Home / End solitary confinement, says former female inmate

End solitary confinement, says former female inmate

 
By CBC.ca
Published on May 22, 2013
 

BobbyLee Worm was held in segregation for 3½ years of her 6-year sentence

A Saskatchewan woman who was held in solitary confinement in B.C. for a total of 3½ years has issued an emotional plea to end the practice in Canada’s prisons.

BobbyLee Worm, 26, has just settled a lawsuit filed against Corrections Canada on her behalf by the B.C. Civil Liberties Association. But because of a confidentiality clause in the agreement, neither Worm nor the BCCLA was able to release the terms of the settlement publicly.

Worm said she sued Corrections Canada to help herself and others facing the punishment of the two-metre by three-metre room known as “the hole.”

“It’s hard for me to be here today, hard for me to talk about what happened to me in prison,” Worm said Wednesday morning in Vancouver.

“Solitary confinement does one thing. It breaks a person’s will to live. Being locked up like that you feel like you’re losing your mind. The only contact with another human is through a food slot. Days turn into nights and into days and you don’t know if you’ll ever get out.”

Worm said she had a traumatic childhood and ended up in prison for robbery and assault at the age of 19.

“I’m ashamed of things I did in the past. I understand I did a crime and deserved to do time for that,” she said.

But Worm said she didn’t deserve to spend 3½ years of a six-year sentence in solitary confinement as punishment for fighting with other inmates and threatening prison staff.

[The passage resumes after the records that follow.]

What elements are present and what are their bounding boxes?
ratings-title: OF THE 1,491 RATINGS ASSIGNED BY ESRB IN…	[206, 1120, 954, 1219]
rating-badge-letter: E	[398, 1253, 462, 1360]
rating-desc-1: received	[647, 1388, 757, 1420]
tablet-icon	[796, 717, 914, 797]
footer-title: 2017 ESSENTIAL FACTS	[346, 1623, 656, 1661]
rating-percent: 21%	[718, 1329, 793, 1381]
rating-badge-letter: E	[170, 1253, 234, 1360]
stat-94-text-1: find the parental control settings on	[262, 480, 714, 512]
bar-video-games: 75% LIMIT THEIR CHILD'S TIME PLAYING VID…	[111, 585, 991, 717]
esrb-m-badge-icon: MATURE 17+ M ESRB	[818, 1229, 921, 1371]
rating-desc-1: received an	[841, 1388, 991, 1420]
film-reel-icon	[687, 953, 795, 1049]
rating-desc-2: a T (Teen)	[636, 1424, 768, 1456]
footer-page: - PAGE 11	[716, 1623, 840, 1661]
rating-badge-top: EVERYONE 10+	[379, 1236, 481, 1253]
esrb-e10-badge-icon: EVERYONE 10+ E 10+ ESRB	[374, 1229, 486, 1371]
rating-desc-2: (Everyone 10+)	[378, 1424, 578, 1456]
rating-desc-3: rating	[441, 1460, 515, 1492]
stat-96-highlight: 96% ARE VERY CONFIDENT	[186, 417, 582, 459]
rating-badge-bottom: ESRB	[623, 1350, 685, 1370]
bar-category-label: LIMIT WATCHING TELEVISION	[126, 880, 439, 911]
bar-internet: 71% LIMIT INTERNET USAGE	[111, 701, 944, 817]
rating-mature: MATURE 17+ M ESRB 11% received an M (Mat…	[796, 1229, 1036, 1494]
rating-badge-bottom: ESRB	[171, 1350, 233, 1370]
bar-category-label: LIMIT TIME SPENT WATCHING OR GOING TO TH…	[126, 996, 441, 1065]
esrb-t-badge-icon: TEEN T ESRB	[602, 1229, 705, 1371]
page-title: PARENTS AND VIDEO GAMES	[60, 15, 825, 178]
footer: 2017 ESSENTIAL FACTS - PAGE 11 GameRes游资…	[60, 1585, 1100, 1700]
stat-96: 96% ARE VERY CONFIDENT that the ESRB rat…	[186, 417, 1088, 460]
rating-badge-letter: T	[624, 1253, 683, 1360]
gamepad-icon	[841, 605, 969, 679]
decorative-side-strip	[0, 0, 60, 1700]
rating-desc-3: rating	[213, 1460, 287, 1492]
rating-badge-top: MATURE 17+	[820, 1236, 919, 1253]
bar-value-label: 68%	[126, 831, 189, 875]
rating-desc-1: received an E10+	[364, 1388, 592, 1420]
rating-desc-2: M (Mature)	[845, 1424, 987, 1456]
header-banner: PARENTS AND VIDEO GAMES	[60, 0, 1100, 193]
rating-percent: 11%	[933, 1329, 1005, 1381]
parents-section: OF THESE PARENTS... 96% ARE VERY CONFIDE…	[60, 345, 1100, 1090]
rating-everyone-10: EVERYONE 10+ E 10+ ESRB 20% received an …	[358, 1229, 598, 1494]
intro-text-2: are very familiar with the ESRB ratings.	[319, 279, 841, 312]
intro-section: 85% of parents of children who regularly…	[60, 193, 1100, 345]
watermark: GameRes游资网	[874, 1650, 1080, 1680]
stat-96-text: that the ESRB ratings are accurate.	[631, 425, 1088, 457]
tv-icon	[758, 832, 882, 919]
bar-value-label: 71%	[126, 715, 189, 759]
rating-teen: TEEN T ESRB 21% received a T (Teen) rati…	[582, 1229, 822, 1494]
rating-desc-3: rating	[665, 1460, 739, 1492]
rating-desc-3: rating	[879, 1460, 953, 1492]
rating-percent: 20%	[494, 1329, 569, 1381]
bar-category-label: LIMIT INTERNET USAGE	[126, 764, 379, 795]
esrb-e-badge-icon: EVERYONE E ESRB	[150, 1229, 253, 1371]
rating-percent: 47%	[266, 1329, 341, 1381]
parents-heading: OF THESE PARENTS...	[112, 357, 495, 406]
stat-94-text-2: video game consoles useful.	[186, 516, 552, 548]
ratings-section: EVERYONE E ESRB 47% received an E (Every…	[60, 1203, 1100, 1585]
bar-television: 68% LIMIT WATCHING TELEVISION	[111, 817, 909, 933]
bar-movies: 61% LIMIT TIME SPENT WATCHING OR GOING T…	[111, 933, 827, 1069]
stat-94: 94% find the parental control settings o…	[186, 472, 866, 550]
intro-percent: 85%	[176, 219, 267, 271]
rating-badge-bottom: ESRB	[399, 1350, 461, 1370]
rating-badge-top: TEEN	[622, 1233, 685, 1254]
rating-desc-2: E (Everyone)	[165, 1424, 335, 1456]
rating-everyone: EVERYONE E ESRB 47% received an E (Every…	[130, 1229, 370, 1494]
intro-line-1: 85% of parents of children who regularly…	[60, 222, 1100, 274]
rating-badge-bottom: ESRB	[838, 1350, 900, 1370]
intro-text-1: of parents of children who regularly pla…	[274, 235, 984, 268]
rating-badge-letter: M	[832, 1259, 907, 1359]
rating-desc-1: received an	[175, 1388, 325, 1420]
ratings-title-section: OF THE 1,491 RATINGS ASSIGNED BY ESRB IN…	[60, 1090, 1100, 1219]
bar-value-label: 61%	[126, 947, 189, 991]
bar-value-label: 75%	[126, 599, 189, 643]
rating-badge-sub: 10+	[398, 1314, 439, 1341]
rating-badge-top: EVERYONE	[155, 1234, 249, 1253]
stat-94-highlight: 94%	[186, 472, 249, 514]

“Prison was a hard place. There was a lot of violence. The more time I spent in solitary confinement the more trouble I had in prison. They told me solitary confinement would help me but it made me even worse.”

BCCLA backed lawsuit

Worm was held at the Fraser Valley Institution, east of Vancouver, where she served a six-year sentence for several offences including robbery. The lawsuit alleged that while in solitary confinement, also known as segregation, Worm spent 23 hours a day confined to her cell, deprived of meaningful human contact, for months at a time.

Shortly after Worm filed her lawsuit, Corrections Canada ended what it called the “management protocol,” which involved extensive use of solitary for problem female prisoners.

Grace Pastine, a lawyer with the B.C. Civil Liberties Association, said there are now some restrictions on the use of solitary confinement, but an average of 800 inmates a day in Canada are being subjected to this type of punishment.

Pastine said the practice should be banned altogether, except in unusual circumstances for short periods of time.

“It causes all sorts of long-term health effects, can lead to psychosis, suicidal behaviour. Individuals who are placed in solitary confinement are at much greater risk of self-harm than those who are not,” said Pastine.